Sul tema tradizionalmente delicato della partecipazione delle toghe alle diverse declinazioni della competizione politica, dalla commissione ministeriale dovrebbero arrivare indicazioni un po’ meno rigide di quelle previste dal disegno di legge Bonafede che a un ritorno in magistratura di chi è stato eletto a una carica politica metteva un divieto assoluto. Ora, con incompatibilità territoriali, il ritorno all’esercizio della giurisidizione sarebbe possibile.

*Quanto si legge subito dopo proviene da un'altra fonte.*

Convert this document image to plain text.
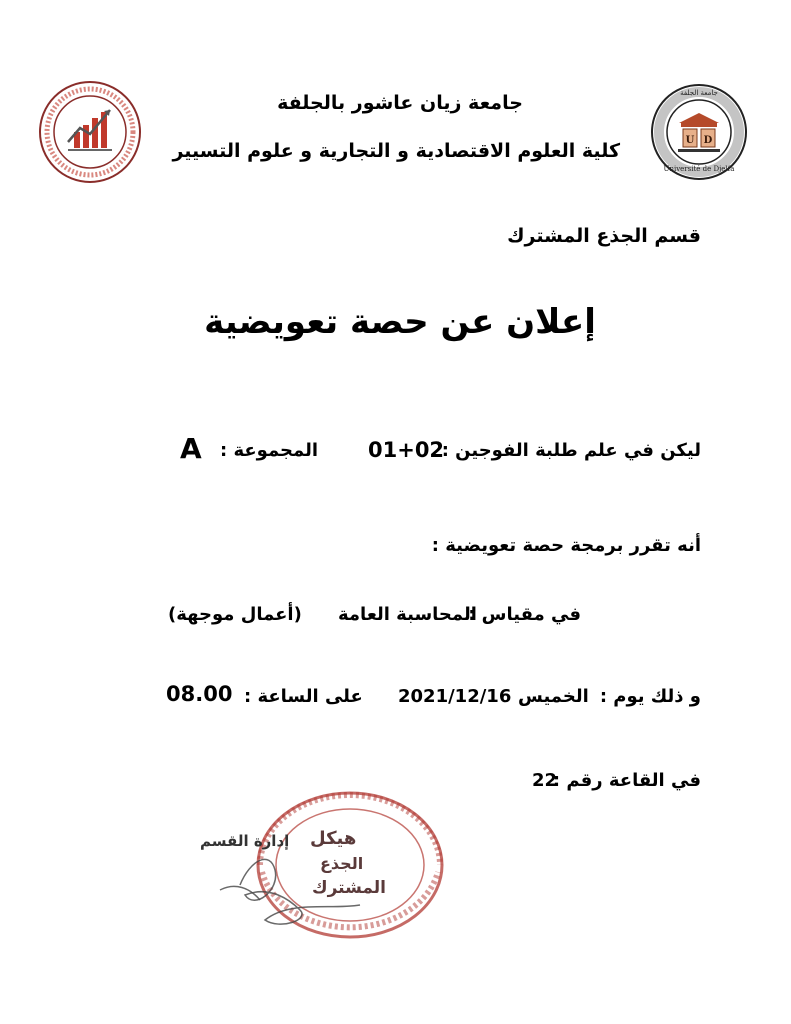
U D
Université de Djelfa
جامعة الجلفة
جامعة زيان عاشور بالجلفة
كلية العلوم الاقتصادية و التجارية و علوم التسيير
قسم الجذع المشترك
إعلان عن حصة تعويضية
ليكن في علم طلبة الفوجين :
01+02
المجموعة :
A
أنه تقرر برمجة حصة تعويضية :
في مقياس :
المحاسبة العامة
(أعمال موجهة)
و ذلك يوم :
الخميس
2021/12/16
على الساعة :
08.00
في القاعة رقم :
22
هيكل
الجذع
المشترك
إدارة القسم
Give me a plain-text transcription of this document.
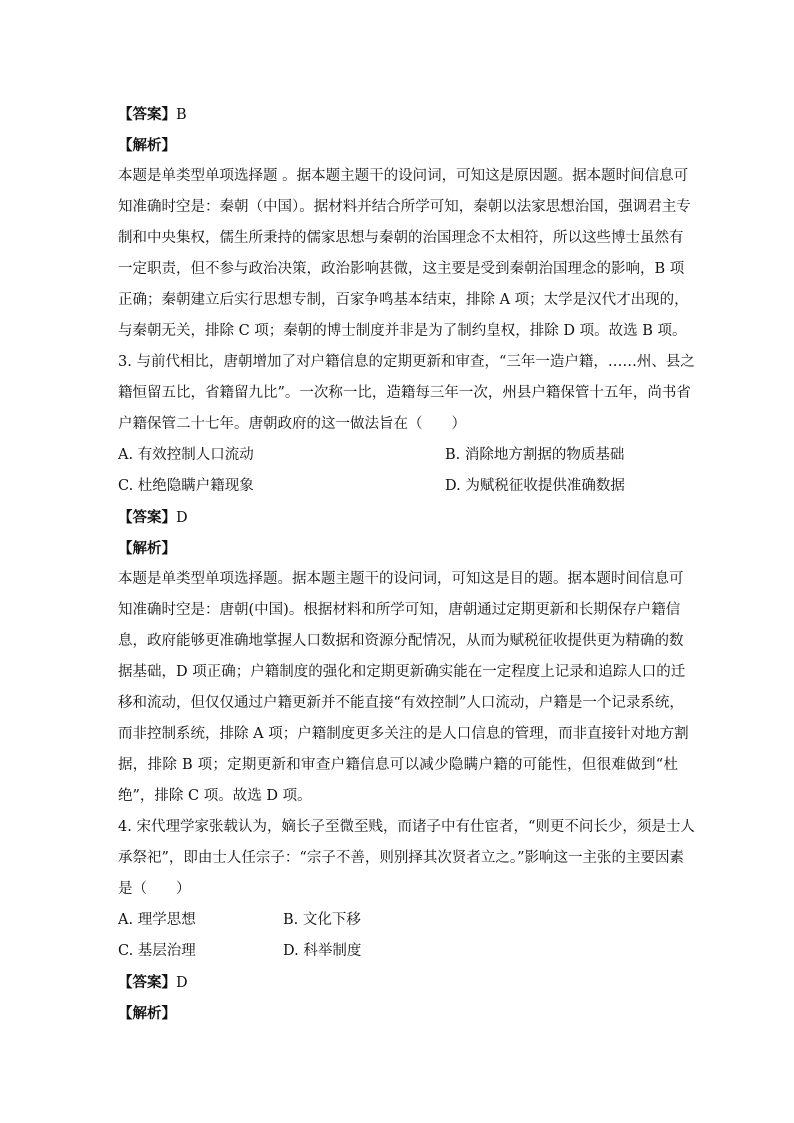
【答案】B
【解析】
本题是单类型单项选择题 。据本题主题干的设问词，可知这是原因题。据本题时间信息可
知准确时空是：秦朝（中国）。据材料并结合所学可知，秦朝以法家思想治国，强调君主专
制和中央集权，儒生所秉持的儒家思想与秦朝的治国理念不太相符，所以这些博士虽然有
一定职责，但不参与政治决策，政治影响甚微，这主要是受到秦朝治国理念的影响，B 项
正确；秦朝建立后实行思想专制，百家争鸣基本结束，排除 A 项；太学是汉代才出现的，
与秦朝无关，排除 C 项；秦朝的博士制度并非是为了制约皇权，排除 D 项。故选 B 项。
3. 与前代相比，唐朝增加了对户籍信息的定期更新和审查，“三年一造户籍，……州、县之
籍恒留五比，省籍留九比”。一次称一比，造籍每三年一次，州县户籍保管十五年，尚书省
户籍保管二十七年。唐朝政府的这一做法旨在（　　）
A. 有效控制人口流动	B. 消除地方割据的物质基础
C. 杜绝隐瞒户籍现象	D. 为赋税征收提供准确数据
【答案】D
【解析】
本题是单类型单项选择题。据本题主题干的设问词，可知这是目的题。据本题时间信息可
知准确时空是：唐朝(中国)。根据材料和所学可知，唐朝通过定期更新和长期保存户籍信
息，政府能够更准确地掌握人口数据和资源分配情况，从而为赋税征收提供更为精确的数
据基础，D 项正确；户籍制度的强化和定期更新确实能在一定程度上记录和追踪人口的迁
移和流动，但仅仅通过户籍更新并不能直接“有效控制”人口流动，户籍是一个记录系统，
而非控制系统，排除 A 项；户籍制度更多关注的是人口信息的管理，而非直接针对地方割
据，排除 B 项；定期更新和审查户籍信息可以减少隐瞒户籍的可能性，但很难做到“杜
绝”，排除 C 项。故选 D 项。
4. 宋代理学家张载认为，嫡长子至微至贱，而诸子中有仕宦者，“则更不问长少，须是士人
承祭祀”，即由士人任宗子：“宗子不善，则别择其次贤者立之。”影响这一主张的主要因素
是（　　）
A. 理学思想	B. 文化下移
C. 基层治理	D. 科举制度
【答案】D
【解析】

Sul sistema elettorale per il rinnovo del Consiglio superiore della magistratura, la scelta è quella di abbandonare ogni ipotesi di sorteggio perchè ritenuta, al netto di altre valutazioni, di difficile praticabilità costituzionale. Il disegno di legge Bonafede ammette la possibilità di un’estrazione a sorte quando non si raggiunge il numero di almeno 10 candidati in ciascuno dei 19 collegi previsti.

La commissione potrebbe invece preferire un sistema diverso con trasferibilità del voto singolo, eliminando le distorsioni del maggioritario, aumentando il potere dell’elettore e favorendo la qualità dei candidati a scapito dei giochi correntizi. Ci sarebbe la possibilità per ogni elettore di ordinare le proprie preferenze tra i diversi candidati del collegio, indipendetemente dall’adesione a un gruppo associativo; una volta superata la quota necessaria per l’elezione le preferenze espresse dall’elettore per seconde, terze e così via, sarebbero recuperate da un meccanismo di conteggio idoneo a non disperderle come invece avverrebbe nel maggioritario.